Climate change is one of the most pressing global challenges of our time, with significant impacts on health, inequality, and poverty. As the world grapples with these issues, it is crucial to understand the multifaceted nature of climate-related inequalities in order to design strategies that effectively address them. This event aims to stimulate a discussion around the conceptualisation but also practical cases of the impact of pollution on health, inequality. Join us at Seminar Room 1 at ODID for a fascinating discussion with our special guests Sandra Aguilar, Sabina Alkire, Laura Rival, and Raffaele Ippolito.

About the Speakers:
Sandra Aguilar is Assistant Professor in the Economics Department at Universidad de los Andes in Bogotá, Colombia, and a Visiting Scholar at the Center for Global Transformation at UC San Diego. Her work mainly focuses on environmental, gender, health and development economics, often exploring the intersections between these fields, while her research seeks to understand the consequences of environmental degradation and the challenges governments face in implementing policies in contexts with underlying structural inequalities or weak institutions. The geographic scope of Professor Aguilar’s work spans several regions including Mexico, Colombia, the United States, Cambodia, and Tanzania. She holds a PhD in Sustainable Development from Columbia University.
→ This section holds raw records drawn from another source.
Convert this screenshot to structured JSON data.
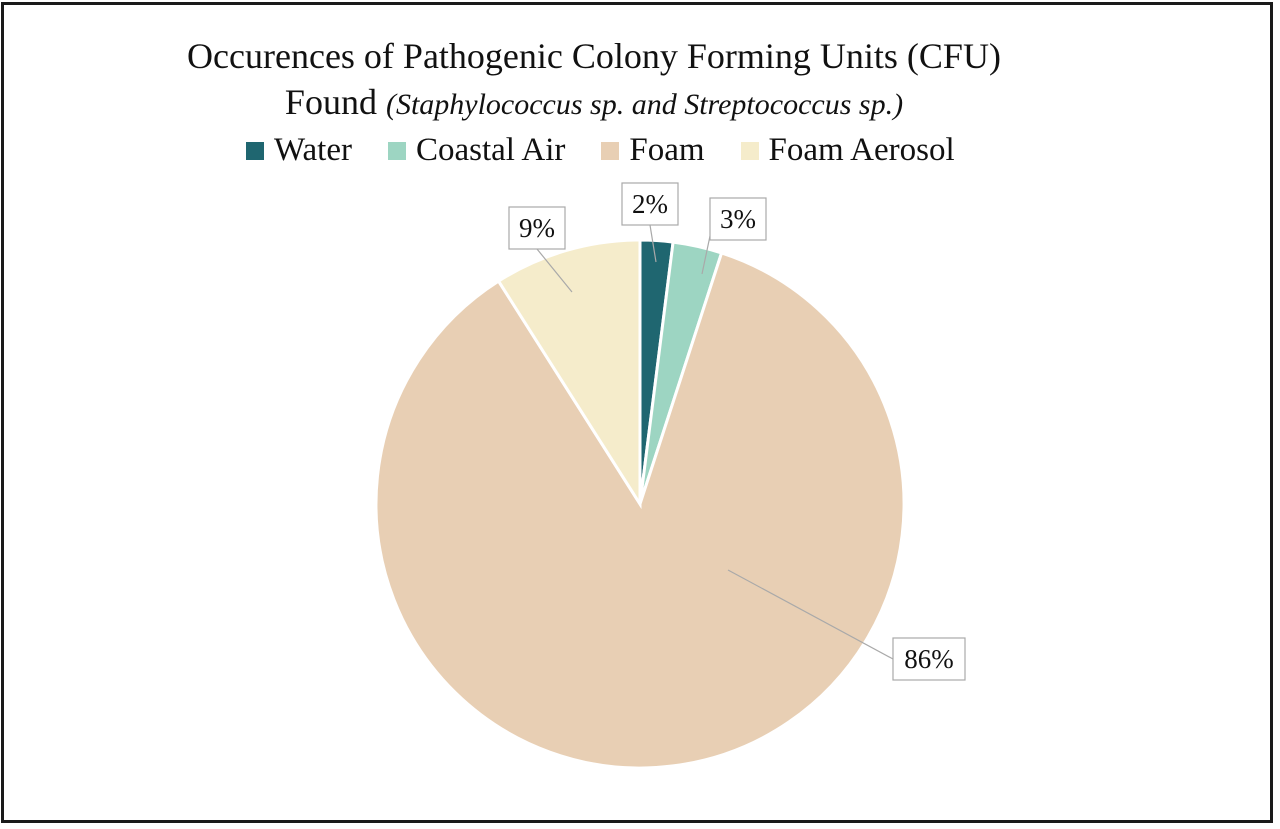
{
  "chart_data": {
    "type": "pie",
    "title": "Occurences of Pathogenic Colony Forming Units (CFU) Found",
    "title_line1": "Occurences of Pathogenic Colony Forming Units (CFU)",
    "title_line2_plain": "Found ",
    "title_line2_italic": "(Staphylococcus sp. and Streptococcus sp.)",
    "categories": [
      "Water",
      "Coastal Air",
      "Foam",
      "Foam Aerosol"
    ],
    "values": [
      2,
      3,
      86,
      9
    ],
    "labels": [
      "2%",
      "3%",
      "86%",
      "9%"
    ],
    "colors": [
      "#1f6670",
      "#9dd5c2",
      "#e8cfb4",
      "#f5eccb"
    ],
    "legend_position": "top",
    "start_angle_deg": 0,
    "direction": "clockwise"
  }
}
Sabina Alkire directs the Oxford Poverty and Human Development Initiative (OPHI) at ODID. Her research interests include multidimensional poverty measurement and analysis, welfare economics, the capability approach, the measurement of freedoms and human development. Together with Professor James Foster, she developed the Alkire-Foster (AF) method for measuring multidimensional poverty, a flexible technique that can incorporate different dimensions, or aspects of poverty, to create measures tailored to each context. With colleagues at OPHI this has been applied and implemented empirically to produce a Multidimensional Poverty Index (MPI). The MPI offers a tool to identify who is poor by considering the range of deprivations they suffer. It is used to report a headline figure of poverty (the MPI), which can be unpacked to provide a detailed information platform for policy design showing how people are poor nationally, and how they are poor by areas, groups, and by each indicator. She holds a DPhil in Economics, an Msc in Economics for Development and an MPhil in Christian Political Ethics from the University of Oxford.

Laura Rival is Professor of Anthropology of Development at ODID. Her empirically grounded, theoretically oriented and policy-relevant research aims to renew our thinking about the relationship between environment and society. Empirically, her work is grounded in ethnographic research with the Huaorani (Ecuadorian Amazon), inter-disciplinary research with the Makushi (central Guyana), and policy-oriented research with a number of Latin American indigenous and peasant communities, both in Central and South America. Theoretically, she has engaged critically with a range of deterministic assumptions associated with modernist ideologies , as well as with various theories that reify the nature/ culture divide, or perpetuate dubious interpretations of indigenous and peasant livelihoods and their historical dynamics. She has also contributed to political economic analyses of development policies, as well as to discussions surrounding policy instruments aimed at reconciling human development and the conservation of biological and cultural diversity. Her current research builds on this expertise to address burning issues of development in the face of severe environmental degradation and accelerating climate change.

Raffaele Ippolito is a doctoral researcher studying the everyday experiences of industrial pollution and illness in fence-line communities. Funded by a Wellcome Trust Doctoral Studentship, his research is situated at the intersection of citizen science, political ecology and environmental justice. Raffaele holds a BA in Social Anthropology and Development Studies from SOAS, University of London and an MSc in Global Health from Taipei Medical University. Prior to joining Oxford, he carried out research on gender equality in health at the United Nations University – International Institute for Global Health and on Chinese migrants in the UK at Regent’s University London.